我们继续探索registerBeanPostProcessor方法的实现。
// 初始化并注册
protected void registerBeanPostProcessors(ConfigurableListableBeanFactory beanFactory) {
PostProcessorRegistrationDelegate.registerBeanPostProcessors(beanFactory, this);
}
public static void registerBeanPostProcessors(
ConfigurableListableBeanFactory beanFactory, AbstractApplicationContext applicationContext) {
String[] postProcessorNames = beanFactory.getBeanNamesForType(BeanPostProcessor.class, true, false);
// Register BeanPostProcessorChecker that logs an info message when
// a bean is created during BeanPostProcessor instantiation, i.e. when
// a bean is not eligible for getting processed by all BeanPostProcessors.

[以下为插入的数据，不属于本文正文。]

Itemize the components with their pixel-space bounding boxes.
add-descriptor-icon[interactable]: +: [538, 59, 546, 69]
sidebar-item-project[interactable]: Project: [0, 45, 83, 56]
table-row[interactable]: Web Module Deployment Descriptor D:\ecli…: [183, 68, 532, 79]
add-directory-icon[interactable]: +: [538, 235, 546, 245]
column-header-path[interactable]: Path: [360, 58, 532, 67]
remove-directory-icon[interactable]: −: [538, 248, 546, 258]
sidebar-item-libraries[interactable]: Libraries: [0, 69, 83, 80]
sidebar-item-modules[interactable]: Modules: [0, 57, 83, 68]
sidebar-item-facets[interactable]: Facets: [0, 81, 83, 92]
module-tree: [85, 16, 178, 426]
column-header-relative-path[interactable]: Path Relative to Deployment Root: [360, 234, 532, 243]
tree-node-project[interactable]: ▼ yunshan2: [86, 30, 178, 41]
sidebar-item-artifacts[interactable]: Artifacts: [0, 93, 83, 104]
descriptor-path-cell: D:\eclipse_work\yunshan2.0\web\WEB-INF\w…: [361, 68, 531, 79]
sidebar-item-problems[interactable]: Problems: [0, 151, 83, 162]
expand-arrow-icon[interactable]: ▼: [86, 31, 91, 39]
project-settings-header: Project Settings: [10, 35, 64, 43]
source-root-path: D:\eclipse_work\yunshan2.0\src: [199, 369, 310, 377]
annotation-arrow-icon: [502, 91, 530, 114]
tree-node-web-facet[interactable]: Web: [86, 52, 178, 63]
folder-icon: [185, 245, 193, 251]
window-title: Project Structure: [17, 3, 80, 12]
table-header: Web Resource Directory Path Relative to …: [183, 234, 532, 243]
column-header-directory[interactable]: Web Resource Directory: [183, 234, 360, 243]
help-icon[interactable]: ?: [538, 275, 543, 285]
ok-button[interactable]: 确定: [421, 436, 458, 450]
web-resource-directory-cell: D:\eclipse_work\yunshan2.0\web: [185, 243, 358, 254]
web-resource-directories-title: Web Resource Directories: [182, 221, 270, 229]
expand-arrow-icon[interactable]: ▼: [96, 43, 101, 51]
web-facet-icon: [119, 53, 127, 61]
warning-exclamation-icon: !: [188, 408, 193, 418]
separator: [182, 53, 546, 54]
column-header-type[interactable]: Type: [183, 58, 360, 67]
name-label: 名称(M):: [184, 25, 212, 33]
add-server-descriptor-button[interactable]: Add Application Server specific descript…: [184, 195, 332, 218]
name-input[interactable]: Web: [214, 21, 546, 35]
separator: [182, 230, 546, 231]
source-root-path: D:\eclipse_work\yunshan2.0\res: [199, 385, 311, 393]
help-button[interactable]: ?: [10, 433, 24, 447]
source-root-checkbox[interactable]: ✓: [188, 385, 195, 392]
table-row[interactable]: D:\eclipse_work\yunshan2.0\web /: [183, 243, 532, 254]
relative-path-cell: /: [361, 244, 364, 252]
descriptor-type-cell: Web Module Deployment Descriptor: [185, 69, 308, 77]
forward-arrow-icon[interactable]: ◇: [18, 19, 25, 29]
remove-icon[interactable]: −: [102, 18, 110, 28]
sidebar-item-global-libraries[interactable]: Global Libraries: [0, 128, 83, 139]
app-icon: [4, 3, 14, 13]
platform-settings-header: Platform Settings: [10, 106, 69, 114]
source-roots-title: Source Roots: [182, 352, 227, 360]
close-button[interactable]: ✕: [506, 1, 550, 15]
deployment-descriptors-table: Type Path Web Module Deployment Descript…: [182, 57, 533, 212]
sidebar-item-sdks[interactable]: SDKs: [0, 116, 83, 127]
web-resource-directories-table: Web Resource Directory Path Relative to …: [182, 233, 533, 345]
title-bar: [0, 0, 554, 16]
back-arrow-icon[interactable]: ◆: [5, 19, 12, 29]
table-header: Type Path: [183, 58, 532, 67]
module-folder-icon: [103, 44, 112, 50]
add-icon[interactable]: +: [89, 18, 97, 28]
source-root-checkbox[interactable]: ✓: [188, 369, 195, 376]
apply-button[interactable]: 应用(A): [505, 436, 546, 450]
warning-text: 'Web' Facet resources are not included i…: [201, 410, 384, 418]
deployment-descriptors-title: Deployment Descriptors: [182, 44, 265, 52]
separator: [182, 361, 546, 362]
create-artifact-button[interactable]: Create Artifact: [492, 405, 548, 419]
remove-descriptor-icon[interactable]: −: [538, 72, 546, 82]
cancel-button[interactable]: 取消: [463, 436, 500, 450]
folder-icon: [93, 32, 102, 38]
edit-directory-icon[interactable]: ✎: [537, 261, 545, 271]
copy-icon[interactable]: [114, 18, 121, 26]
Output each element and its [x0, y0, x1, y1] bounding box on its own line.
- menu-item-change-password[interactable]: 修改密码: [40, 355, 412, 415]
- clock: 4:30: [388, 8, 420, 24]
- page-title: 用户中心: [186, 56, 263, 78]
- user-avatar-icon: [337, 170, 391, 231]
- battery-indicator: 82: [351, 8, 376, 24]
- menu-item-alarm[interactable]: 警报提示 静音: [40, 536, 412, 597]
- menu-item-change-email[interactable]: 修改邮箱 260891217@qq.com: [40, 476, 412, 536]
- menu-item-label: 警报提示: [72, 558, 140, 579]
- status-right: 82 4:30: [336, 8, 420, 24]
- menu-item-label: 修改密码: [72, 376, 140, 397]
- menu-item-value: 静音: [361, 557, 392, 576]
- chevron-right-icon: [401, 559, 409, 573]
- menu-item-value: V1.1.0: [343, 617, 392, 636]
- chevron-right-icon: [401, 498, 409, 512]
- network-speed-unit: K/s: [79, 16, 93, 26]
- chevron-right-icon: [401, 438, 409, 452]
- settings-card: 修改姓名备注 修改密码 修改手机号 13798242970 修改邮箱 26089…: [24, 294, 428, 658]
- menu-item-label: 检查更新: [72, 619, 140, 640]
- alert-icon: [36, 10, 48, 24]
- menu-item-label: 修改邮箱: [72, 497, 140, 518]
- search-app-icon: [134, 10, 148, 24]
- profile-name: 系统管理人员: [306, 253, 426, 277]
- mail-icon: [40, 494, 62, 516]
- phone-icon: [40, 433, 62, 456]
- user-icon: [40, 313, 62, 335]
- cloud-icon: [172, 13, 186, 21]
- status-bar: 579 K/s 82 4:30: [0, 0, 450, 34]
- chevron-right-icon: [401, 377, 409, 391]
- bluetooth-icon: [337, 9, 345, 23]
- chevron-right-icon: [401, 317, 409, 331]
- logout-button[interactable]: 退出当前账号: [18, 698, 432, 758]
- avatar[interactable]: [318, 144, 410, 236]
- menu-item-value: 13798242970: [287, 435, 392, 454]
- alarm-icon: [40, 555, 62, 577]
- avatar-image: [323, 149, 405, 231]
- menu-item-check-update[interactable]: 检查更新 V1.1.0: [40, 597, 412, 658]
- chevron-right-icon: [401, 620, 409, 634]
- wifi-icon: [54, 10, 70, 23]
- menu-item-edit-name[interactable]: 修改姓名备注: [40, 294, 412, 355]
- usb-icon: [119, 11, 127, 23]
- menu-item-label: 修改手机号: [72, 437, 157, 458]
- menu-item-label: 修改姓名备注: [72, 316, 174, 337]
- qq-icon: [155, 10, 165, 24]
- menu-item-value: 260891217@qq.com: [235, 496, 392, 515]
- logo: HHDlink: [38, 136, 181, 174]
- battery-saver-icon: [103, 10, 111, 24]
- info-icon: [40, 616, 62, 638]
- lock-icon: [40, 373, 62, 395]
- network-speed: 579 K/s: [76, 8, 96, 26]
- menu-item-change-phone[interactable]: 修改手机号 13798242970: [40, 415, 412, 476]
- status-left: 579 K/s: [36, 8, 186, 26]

int beanProcessorTargetCount = beanFactory.getBeanPostProcessorCount() + 1 + postProcessorNames.length;
beanFactory.addBeanPostProcessor(new BeanPostProcessorChecker(beanFactory, beanProcessorTargetCount));
// Separate between BeanPostProcessors that implement PriorityOrdered,
// Ordered, and the rest.
List<BeanPostProcessor> priorityOrderedPostProcessors = new ArrayList<>();
List<BeanPostProcessor> internalPostProcessors = new ArrayList<>();
List<String> orderedPostProcessorNames = new ArrayList<>();
List<String> nonOrderedPostProcessorNames = new ArrayList<>();
for (String ppName : postProcessorNames) {
if (beanFactory.isTypeMatch(ppName, PriorityOrdered.class)) {
BeanPostProcessor pp = beanFactory.getBean(ppName, BeanPostProcessor.class);
priorityOrderedPostProcessors.add(pp);
if (pp instanceof MergedBeanDefinitionPostProcessor) {
internalPostProcessors.add(pp);
}
}
else if (beanFactory.isTypeMatch(ppName, Ordered.class)) {
orderedPostProcessorNames.add(ppName);
}
else {
nonOrderedPostProcessorNames.add(ppName);
}
}
// First, register the BeanPostProcessors that implement PriorityOrdered.
sortPostProcessors(priorityOrderedPostProcessors, beanFactory);
registerBeanPostProcessors(beanFactory, priorityOrderedPostProcessors);
// Next, register the BeanPostProcessors that implement Ordered.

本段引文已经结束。